Your test menu should reflect the needs of the clinicians in your practice. In so doing, the following needs to enter into consideration of offerings:
- Type of laboratory (physician office, reference, hospital, mobile, clinic, etc .)
- Type of patient population served (related to physician clients, and specialties represented)
- Types of client physicians / medical specialties represented
- Anticipated test volumes / demand for specific tests
- Complexity of testing (waived tests vs . non-waived, with attendant regulatory requirements)
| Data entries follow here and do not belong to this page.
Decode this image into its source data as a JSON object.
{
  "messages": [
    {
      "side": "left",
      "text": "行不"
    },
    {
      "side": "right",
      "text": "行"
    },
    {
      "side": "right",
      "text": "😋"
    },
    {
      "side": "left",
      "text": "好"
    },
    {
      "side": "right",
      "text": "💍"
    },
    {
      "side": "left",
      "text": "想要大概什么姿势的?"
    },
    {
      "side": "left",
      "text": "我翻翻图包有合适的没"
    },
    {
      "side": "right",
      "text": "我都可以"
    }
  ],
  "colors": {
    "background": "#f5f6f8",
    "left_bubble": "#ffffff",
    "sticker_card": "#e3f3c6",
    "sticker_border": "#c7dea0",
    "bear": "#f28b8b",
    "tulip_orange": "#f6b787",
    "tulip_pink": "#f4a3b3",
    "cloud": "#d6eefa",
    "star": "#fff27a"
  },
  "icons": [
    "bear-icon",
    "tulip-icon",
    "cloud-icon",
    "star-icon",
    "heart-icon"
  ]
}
- Qualifications of personnel required
- Hours of operation with attendant staffing levels / testing performed per shift / committed turn-around times
- Operating and capital budgets (determinant for extent of instrumentation and level of automation)
- Work space available to accommodate all phases of testing from specimen collection to test result reporting
The answers to these questions will provide you the guidance for determining testing that can be accommodated in-house, tests that should be sent out, the expectations of the physicians, and the needs of the patients. Your next step is to work with the physicians on a lab test utilization program to encourage the most efficient and relevant utilization of the testing offered.